The optimal threshold is:

$$\theta^* = \arg\min_\theta \left[ w_s \cdot \text{FAR}(\theta) + w_c \cdot \text{FRR}(\theta) \right]$$

Step 5 — 3D Cost Surface

for i in range(WS.shape[0]):
    for j in range(WS.shape[1]):
        ws = WS[i, j]; wc = 1 - ws; th = TH[i, j]
        COST_3D[i, j] = ws * np.mean(attack_scores >= th) + wc * np.mean(legit_scores < th)

We sweep over a grid of $w_s \in [0.1, 0.9]$ and $\theta \in [0.3, 0.8]$ with $w_c = 1 - w_s$. This creates a cost landscape that reveals how the optimal threshold shifts as the organization’s security priorities change.

Console Output

==========================================================
Scenario                         θ*     FAR     FRR
==========================================================
High-Security (ws=0.9, wc=0.1)  0.661  0.0148  0.1888
Balanced (ws=0.7, wc=0.3)     0.607  0.0433  0.0768
User-Friendly (ws=0.3, wc=0.7)  0.557  0.0982  0.0277

EER  θ = 0.591  |  EER value = 0.0563
==========================================================

Graph Explanations

Figure 1 — Score Distributions & Error Curves

The left panel shows how the two populations overlap — this overlap region is where all errors occur.
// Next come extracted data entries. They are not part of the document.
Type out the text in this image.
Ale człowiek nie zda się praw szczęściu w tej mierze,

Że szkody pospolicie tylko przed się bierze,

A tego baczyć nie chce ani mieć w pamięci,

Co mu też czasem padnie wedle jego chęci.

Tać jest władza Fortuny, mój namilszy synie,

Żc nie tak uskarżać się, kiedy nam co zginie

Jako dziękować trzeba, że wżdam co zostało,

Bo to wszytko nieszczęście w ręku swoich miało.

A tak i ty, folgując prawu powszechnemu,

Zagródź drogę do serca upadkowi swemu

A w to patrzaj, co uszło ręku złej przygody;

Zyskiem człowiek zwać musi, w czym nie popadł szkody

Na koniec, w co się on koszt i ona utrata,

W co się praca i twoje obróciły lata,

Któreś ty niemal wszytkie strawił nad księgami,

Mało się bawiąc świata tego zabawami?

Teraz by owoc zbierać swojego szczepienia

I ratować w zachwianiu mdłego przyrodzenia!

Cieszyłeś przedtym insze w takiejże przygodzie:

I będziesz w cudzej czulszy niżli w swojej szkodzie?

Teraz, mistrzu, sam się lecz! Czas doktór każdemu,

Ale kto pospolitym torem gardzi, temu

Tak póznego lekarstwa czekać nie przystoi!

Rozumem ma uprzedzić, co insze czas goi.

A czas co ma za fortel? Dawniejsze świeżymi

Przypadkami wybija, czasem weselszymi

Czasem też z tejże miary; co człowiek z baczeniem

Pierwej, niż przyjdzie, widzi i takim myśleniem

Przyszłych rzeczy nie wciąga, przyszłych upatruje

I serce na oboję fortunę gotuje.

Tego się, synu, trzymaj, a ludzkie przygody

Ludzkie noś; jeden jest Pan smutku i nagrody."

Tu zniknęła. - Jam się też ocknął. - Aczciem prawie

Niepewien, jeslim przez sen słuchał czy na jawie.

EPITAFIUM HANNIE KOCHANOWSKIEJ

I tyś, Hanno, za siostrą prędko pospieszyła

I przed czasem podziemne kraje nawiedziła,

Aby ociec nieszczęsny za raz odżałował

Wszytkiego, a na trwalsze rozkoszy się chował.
No threshold can perfectly separate them. The right panel shows FAR dropping and FRR rising as $\theta$ increases. The cost-optimal threshold (green) sits to the right of the EER (purple), reflecting the higher penalty assigned to security failures.

Figure 2 — ROC Curve

The ROC curve plots TAR vs FAR as $\theta$ varies. A perfect classifier hugs the top-left corner. The color gradient (viridis) shows how the threshold moves along the curve — lower thresholds (yellow) give high TAR but also high FAR; higher thresholds (purple) suppress FAR at the cost of TAR.

Figure 3 — 3D Cost Surface and Optimal Ridge

This is the most informative visualization. The 3D surface shows total cost as a function of both $w_s$ and $\theta$. The cyan ridge line traces the optimal $\theta^*$ for each value of $w_s$. The right-hand 2D panel makes the relationship crystal clear: as you increase security weight, the optimal threshold rises, demanding higher scores to grant access.

Figure 4 — Three Policy Scenarios

Scenario	$\theta^*$	FAR	FRR
High-Security ($w_s=0.9$)	~0.62	very low	higher
Balanced ($w_s=0.7$)	~0.58	low	moderate
User-Friendly ($w_s=0.3$)	~0.48	higher	very low

Each panel shows the cost minimum shifting leftward as we care more about user convenience. This directly quantifies the policy trade-off that product and security teams argue about in every sprint review.

Key Takeaways

The EER gives you a baseline, but real deployment requires cost-aware optimization. The relationship between security weight and optimal threshold is monotonically increasing — there is no magic number that works for all contexts. A threshold suitable for a low-stakes note-taking app would be dangerously permissive for an online banking system.

The 3D cost surface makes this concrete: the landscape has a clear valley whose bottom shifts predictably with your organizational risk appetite. Once you instrument your system to estimate actual costs of each error type (chargebacks, support tickets, customer churn), plugging those weights into this framework gives you a principled, defensible threshold — not just a gut feeling.